The purpose of this article is to provide answers to some of the common questions related to the Java Queue in Appian.
Table of Contents:
What is the Java Work Queue?
The Java Work Queue is a list of work items that are queued up by the Appian Engines to be processed by the application server. Once the application server processes the work item, it sends the result back to the Appian Engines.
When can the Java Work Queue become a problem?
A problem can occur if the work items accumulate faster than they are processed. When this happens, an error appears in the application server log:
Could not obtain 3 thread(s) after X attempts in work poller
See KB-1159 for more information on this error.
What problems can happen when the Java Work Queue size becomes too large?
In general users will see poor performance across the platform, particularly with functionality related to process instances.
What are common root causes for Java Queue-related problems?
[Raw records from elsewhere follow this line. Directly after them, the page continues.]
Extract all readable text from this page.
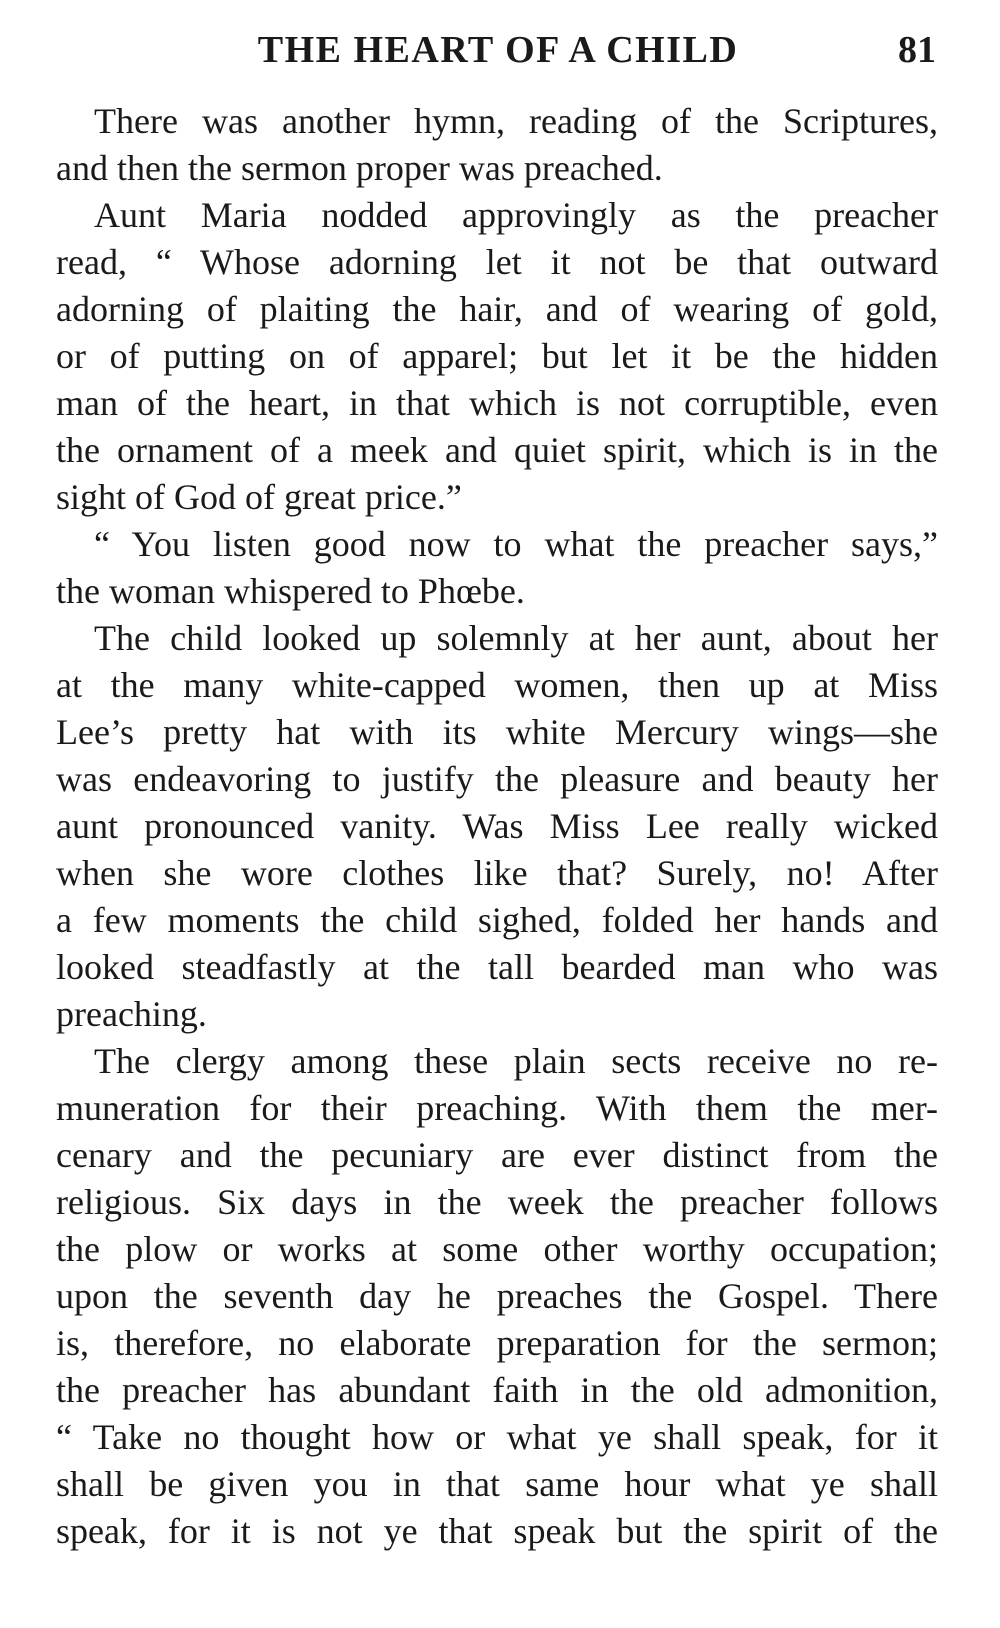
THE HEART OF A CHILD	81

There was another hymn, reading of the Scriptures,
and then the sermon proper was preached.

Aunt Maria nodded approvingly as the preacher
read, “ Whose adorning let it not be that outward
adorning of plaiting the hair, and of wearing of gold,
or of putting on of apparel; but let it be the hidden
man of the heart, in that which is not corruptible, even
the ornament of a meek and quiet spirit, which is in the
sight of God of great price.”

“ You listen good now to what the preacher says,”
the woman whispered to Phœbe.

The child looked up solemnly at her aunt, about her
at the many white-capped women, then up at Miss
Lee’s pretty hat with its white Mercury wings—she
was endeavoring to justify the pleasure and beauty her
aunt pronounced vanity. Was Miss Lee really wicked
when she wore clothes like that? Surely, no! After
a few moments the child sighed, folded her hands and
looked steadfastly at the tall bearded man who was
preaching.

The clergy among these plain sects receive no re-
muneration for their preaching. With them the mer-
cenary and the pecuniary are ever distinct from the
religious. Six days in the week the preacher follows
the plow or works at some other worthy occupation;
upon the seventh day he preaches the Gospel. There
is, therefore, no elaborate preparation for the sermon;
the preacher has abundant faith in the old admonition,
“ Take no thought how or what ye shall speak, for it
shall be given you in that same hour what ye shall
speak, for it is not ye that speak but the spirit of the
Since Java Queue work items are processed by the application server, a build up of the queue is usually the result of failing integrations, slow queries, high load, and other bottlenecks that lock up application server threads.
Is there any way to monitor the Java Work Queue size?
Cloud: Appian Technical Support already monitors this metric and proactively opens cases when the Java Work Queue becomes an issue.
Self-managed: View the size of the Java Work Queue in the perf_monitor_db_* logs, especially the PX (process execution) logs since the execution engines handle the largest volumes of transactions for most process-intensive applications. Check the Work Queue - Finished and Work Queue - Java Work Queue Size to see the ratio of completed work to queued work.
This article applies to all versions of Appian.